New features in iOS 8 in light of BYOD and corporate security

iOS-based devices have a large share in the enterprise, which assures a strong demand for BYOD-oriented security features. A number of them arrive in iOS 8.

iOS 8 arrived almost a week ago with less than the usual fanfare. The few visual changes are insignificant, but it has a lot going on under the hood especially in terms of security.

Apple revealed that it had patched 53 vulnerabilities from earlier versions and some are quite serious. For instance, this one, allowed remote attackers to calculate credentials by offering LEAP authentication from a crafted Wi-Fi access point and then performed a cryptographic attack against the MS-CHAPv1 hash.

Other more dangerous vulnerabilities could have allowed local users to escalate privileges, install unverified apps, or run the code with kernel or system privileges.

Even though iOS 8 arrived with digital band-aids, bandages, plasters, and digital insecticides to eradicate those bugs, there’s even more.

Interestingly, Apple emphasizes security features oriented to enterprise. This is by no means surprising, given that for years iOS devices have been dominating once-glorious Blackberry’s ancestral lands: The share of Apple’s smartphones may be slimmer than that of Android, but iOS holds 88% of enterprise apps activation, according to Q2, 2014 data from Enterprise mobile services vendor Good Technology. Android is growing, but remains far behind for now.


That also means there is a strong demand for BYOD security features in the enterprise segment. How has Apple responded?

1. Expanded data protection: passcode protection of all the major data types, including all third-party apps together with native Calendar, Contacts, Mail, Messages, Notes and Reminders. Apps are protected with a passcode until after the device is unlocked following a reboot.

2. Per message S/MIME: allows users to sign and encrypt individual messages for stronger control over mail encryption. This may be important, since it is not imperative to encrypt every single message (not all e-mail software is able to handle S/MIME), but it is a proper security practice to encrypt end-to-end sensitive messages. Apple has an explanation for the procedure on its Support website.

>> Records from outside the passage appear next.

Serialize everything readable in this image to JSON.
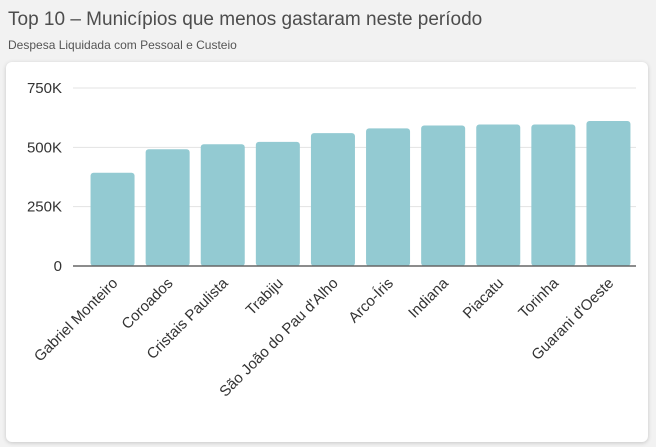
{
  "header": {
    "title": "Top 10 – Municípios que menos gastaram neste período",
    "subtitle": "Despesa Liquidada com Pessoal e Custeio"
  },
  "chart_data": {
    "type": "bar",
    "title": "Top 10 – Municípios que menos gastaram neste período",
    "subtitle": "Despesa Liquidada com Pessoal e Custeio",
    "categories": [
      "Gabriel Monteiro",
      "Coroados",
      "Cristais Paulista",
      "Trabiju",
      "São João do Pau d'Alho",
      "Arco-Íris",
      "Indiana",
      "Piacatu",
      "Torinha",
      "Guarani d'Oeste"
    ],
    "values": [
      393000,
      492000,
      513000,
      523000,
      560000,
      580000,
      592000,
      596000,
      596000,
      611000
    ],
    "ylim": [
      0,
      750000
    ],
    "yticks": [
      0,
      250000,
      500000,
      750000
    ],
    "ytick_labels": [
      "0",
      "250K",
      "500K",
      "750K"
    ],
    "grid": true,
    "bar_color": "#93cad2"
  }
}
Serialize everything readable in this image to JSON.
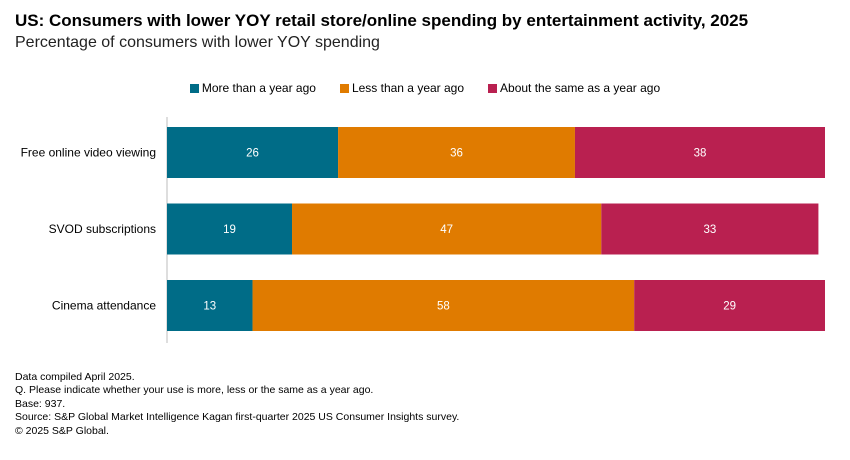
{
  "chart_data": {
    "type": "bar",
    "orientation": "horizontal",
    "stacked": true,
    "title": "US: Consumers with lower YOY retail store/online spending by entertainment activity, 2025",
    "subtitle": "Percentage of consumers with lower YOY spending",
    "categories": [
      "Free online video viewing",
      "SVOD subscriptions",
      "Cinema attendance"
    ],
    "series": [
      {
        "name": "More than a year ago",
        "color": "#006c87",
        "values": [
          26,
          19,
          13
        ]
      },
      {
        "name": "Less than a year ago",
        "color": "#e07b00",
        "values": [
          36,
          47,
          58
        ]
      },
      {
        "name": "About the same as a year ago",
        "color": "#b92050",
        "values": [
          38,
          33,
          29
        ]
      }
    ],
    "xlim": [
      0,
      100
    ],
    "legend": "top-center",
    "grid": false,
    "data_labels": true
  },
  "footnotes": [
    "Data compiled April 2025.",
    "Q. Please indicate whether your use is more, less or the same as a year ago.",
    "Base: 937.",
    "Source: S&P Global Market Intelligence Kagan first-quarter 2025 US Consumer Insights survey.",
    "© 2025 S&P Global."
  ]
}
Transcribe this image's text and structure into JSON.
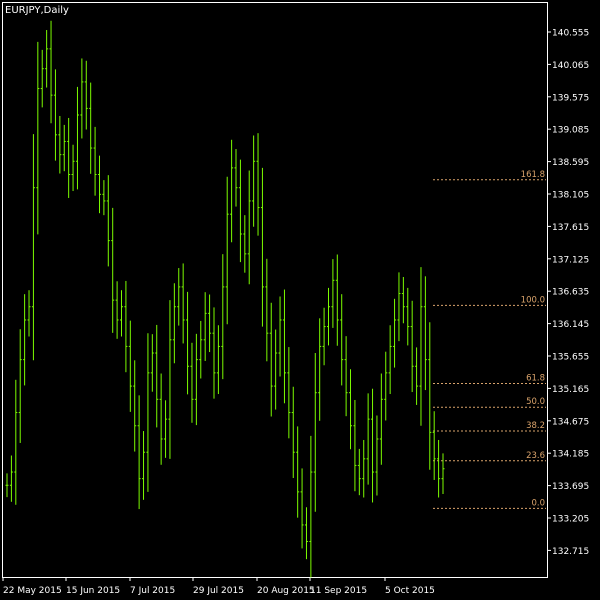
{
  "chart_data": {
    "type": "line",
    "title": "EURJPY,Daily",
    "y_ticks": [
      "140.555",
      "140.065",
      "139.575",
      "139.085",
      "138.595",
      "138.105",
      "137.615",
      "137.125",
      "136.635",
      "136.145",
      "135.655",
      "135.165",
      "134.675",
      "134.185",
      "133.695",
      "133.205",
      "132.715"
    ],
    "x_ticks": [
      "22 May 2015",
      "15 Jun 2015",
      "7 Jul 2015",
      "29 Jul 2015",
      "20 Aug 2015",
      "11 Sep 2015",
      "5 Oct 2015"
    ],
    "ylim": [
      132.4,
      140.9
    ],
    "grid": false,
    "line_color": "#7CFC00",
    "fib_color": "#d9a36b",
    "series": [
      {
        "values": [
          133.7,
          133.9,
          134.8,
          135.6,
          136.2,
          136.4,
          138.2,
          139.7,
          140.0,
          140.3,
          139.6,
          139.0,
          138.7,
          138.9,
          138.4,
          138.6,
          139.3,
          139.8,
          139.4,
          138.8,
          138.4,
          138.1,
          138.0,
          137.4,
          136.5,
          136.2,
          136.4,
          135.8,
          135.2,
          134.6,
          133.8,
          134.2,
          135.4,
          135.7,
          135.0,
          134.4,
          134.7,
          135.9,
          136.4,
          136.7,
          136.2,
          135.5,
          135.0,
          135.6,
          135.9,
          136.3,
          136.0,
          135.4,
          135.8,
          136.7,
          137.8,
          138.5,
          138.2,
          137.5,
          137.2,
          138.0,
          138.6,
          137.9,
          136.7,
          136.0,
          135.2,
          135.7,
          136.2,
          135.4,
          134.8,
          134.2,
          133.6,
          133.1,
          132.85,
          133.9,
          135.1,
          135.8,
          136.1,
          136.4,
          136.8,
          136.2,
          135.6,
          135.1,
          134.6,
          134.0,
          133.8,
          134.1,
          134.7,
          133.9,
          134.4,
          135.0,
          135.4,
          135.8,
          136.2,
          136.6,
          136.4,
          136.1,
          135.5,
          135.2,
          136.4,
          135.6,
          134.5,
          134.1,
          133.8,
          133.95
        ]
      }
    ],
    "fibonacci": [
      {
        "label": "161.8",
        "value": 138.32
      },
      {
        "label": "100.0",
        "value": 136.42
      },
      {
        "label": "61.8",
        "value": 135.24
      },
      {
        "label": "50.0",
        "value": 134.88
      },
      {
        "label": "38.2",
        "value": 134.52
      },
      {
        "label": "23.6",
        "value": 134.07
      },
      {
        "label": "0.0",
        "value": 133.35
      }
    ]
  }
}
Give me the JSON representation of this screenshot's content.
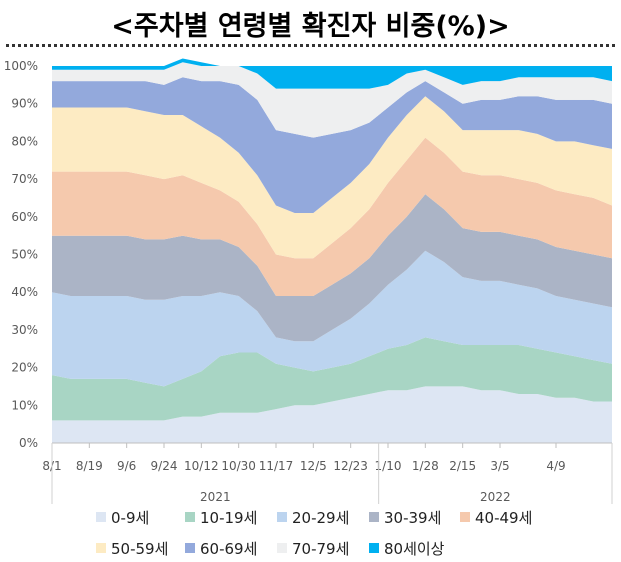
{
  "title": "<주차별 연령별 확진자 비중(%)>",
  "chart_data": {
    "type": "area",
    "stacked": true,
    "normalized_percent": true,
    "ylim": [
      0,
      100
    ],
    "yticks": [
      "0%",
      "10%",
      "20%",
      "30%",
      "40%",
      "50%",
      "60%",
      "70%",
      "80%",
      "90%",
      "100%"
    ],
    "x_tick_labels": [
      "8/1",
      "8/19",
      "9/6",
      "9/24",
      "10/12",
      "10/30",
      "11/17",
      "12/5",
      "12/23",
      "1/10",
      "1/28",
      "2/15",
      "3/5",
      "4/9"
    ],
    "x_group_labels": [
      "2021",
      "2022"
    ],
    "grid": false,
    "legend_position": "bottom",
    "x": [
      "8/1",
      "8/10",
      "8/19",
      "8/28",
      "9/6",
      "9/15",
      "9/24",
      "10/3",
      "10/12",
      "10/21",
      "10/30",
      "11/8",
      "11/17",
      "11/26",
      "12/5",
      "12/14",
      "12/23",
      "1/1",
      "1/10",
      "1/19",
      "1/28",
      "2/6",
      "2/15",
      "2/24",
      "3/5",
      "3/14",
      "3/23",
      "4/1",
      "4/9",
      "4/18",
      "4/27"
    ],
    "series": [
      {
        "name": "0-9세",
        "color": "#dde6f3",
        "values": [
          6,
          6,
          6,
          6,
          6,
          6,
          6,
          7,
          7,
          8,
          8,
          8,
          9,
          10,
          10,
          11,
          12,
          13,
          14,
          14,
          15,
          15,
          15,
          14,
          14,
          13,
          13,
          12,
          12,
          11,
          11
        ]
      },
      {
        "name": "10-19세",
        "color": "#a8d5c4",
        "values": [
          12,
          11,
          11,
          11,
          11,
          10,
          9,
          10,
          12,
          15,
          16,
          16,
          12,
          10,
          9,
          9,
          9,
          10,
          11,
          12,
          13,
          12,
          11,
          12,
          12,
          13,
          12,
          12,
          11,
          11,
          10
        ]
      },
      {
        "name": "20-29세",
        "color": "#bcd4ef",
        "values": [
          22,
          22,
          22,
          22,
          22,
          22,
          23,
          22,
          20,
          17,
          15,
          11,
          7,
          7,
          8,
          10,
          12,
          14,
          17,
          20,
          23,
          21,
          18,
          17,
          17,
          16,
          16,
          15,
          15,
          15,
          15
        ]
      },
      {
        "name": "30-39세",
        "color": "#abb4c6",
        "values": [
          15,
          16,
          16,
          16,
          16,
          16,
          16,
          16,
          15,
          14,
          13,
          12,
          11,
          12,
          12,
          12,
          12,
          12,
          13,
          14,
          15,
          14,
          13,
          13,
          13,
          13,
          13,
          13,
          13,
          13,
          13
        ]
      },
      {
        "name": "40-49세",
        "color": "#f5c9ad",
        "values": [
          17,
          17,
          17,
          17,
          17,
          17,
          16,
          16,
          15,
          13,
          12,
          11,
          11,
          10,
          10,
          11,
          12,
          13,
          14,
          15,
          15,
          15,
          15,
          15,
          15,
          15,
          15,
          15,
          15,
          15,
          14
        ]
      },
      {
        "name": "50-59세",
        "color": "#fdebc3",
        "values": [
          17,
          17,
          17,
          17,
          17,
          17,
          17,
          16,
          15,
          14,
          13,
          13,
          13,
          12,
          12,
          12,
          12,
          12,
          12,
          12,
          11,
          11,
          11,
          12,
          12,
          13,
          13,
          13,
          14,
          14,
          15
        ]
      },
      {
        "name": "60-69세",
        "color": "#93a9dc",
        "values": [
          7,
          7,
          7,
          7,
          7,
          8,
          8,
          10,
          12,
          15,
          18,
          20,
          20,
          21,
          20,
          17,
          14,
          11,
          8,
          6,
          4,
          5,
          7,
          8,
          8,
          9,
          10,
          11,
          11,
          12,
          12
        ]
      },
      {
        "name": "70-79세",
        "color": "#eeeff0",
        "values": [
          3,
          3,
          3,
          3,
          3,
          3,
          4,
          4,
          4,
          4,
          5,
          7,
          11,
          12,
          13,
          12,
          11,
          9,
          6,
          5,
          3,
          4,
          5,
          5,
          5,
          5,
          5,
          6,
          6,
          6,
          6
        ]
      },
      {
        "name": "80세이상",
        "color": "#00b0f0",
        "values": [
          1,
          1,
          1,
          1,
          1,
          1,
          1,
          1,
          1,
          0,
          0,
          2,
          6,
          6,
          6,
          6,
          6,
          6,
          5,
          2,
          1,
          3,
          5,
          4,
          4,
          3,
          3,
          3,
          3,
          3,
          4
        ]
      }
    ]
  }
}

3.MDM features include new device restrictions to prevent users from adding their own restrictions or wiping their devices. This is an obvious enterprise-oriented feature – insurance against occasional (or not-so-occasional) wiping of a corporate-owned device by its current user. IT departments can also see the last time a device was backed up to iCloud so they know whether it’s safe to perform certain tasks. A new remote management UI makes enrolling and understanding the impact of MDM easier and more transparent for users. MDM also enables IT staff to help users authenticate to enterprise apps using certificate-based single sign-on (SSO).

4. Certificate-support for SSO in iOS 8 allows the use of certificate-based single sign-on for users to authenticate to enterprise apps. Or, simply put, users are able to switch between enterprise apps without having to enter their passwords every time.

5. Document management rules: IT departments are able to control which apps can open documents downloaded from enterprise domains using Safari. They can also set up rules for controlling which apps can open documents from iCloud Drive. Also iBooks, ePub, PDF docs can be now “automatically” pushed to user devices using the aforementioned MDM tools. When the materials are no longer necessary, they can be removed remotely.

6. Always-on VPN remains available in iOS 8, despite rumors that it will go away. Users still won’t need to manually reconnect to their company’s VPN every time they need to access it.

7. Content filtering APIs will enable third-party networking (VPN) developers to create tools to prevent users from having access to inappropriate content, whether users try to access it through a browser or in an app. This is a somewhat “draconic” measure, but employers have a right to prevent employees from accessing online casinos or adult sites during the day using corporate networks. It’s not about productivity alone; it’s also about security.

On a darker note, iOS 8 also generates some extra potential threats. We mentioned them in our earlier post. The first is a single password (passcode) for almost everything. Passwords are a notorious weak spot in any security system.

Then there is a new level of openness for iOS. While the developers would welcome those 4000 APIs crafted just for them, this is also a risk of a wider than ever attack surface. Apple, of course, made a lot of effort to prevent attacks from happening, and it has very rarely allowed anything malicious to slip under the radar into the Apple Store. Still, the more developers can do, the higher the risk of bad code – bugs, flaws, vulnerabilities, and attacks tailored just for them.

All developers can make mistakes, and bad things have happened to iOs. It’s possible there is no way to beat software vulnerabilities for good, but properly setting protective measures and “security-in-mind” features such as the ones listed above allow us to minimize the risks.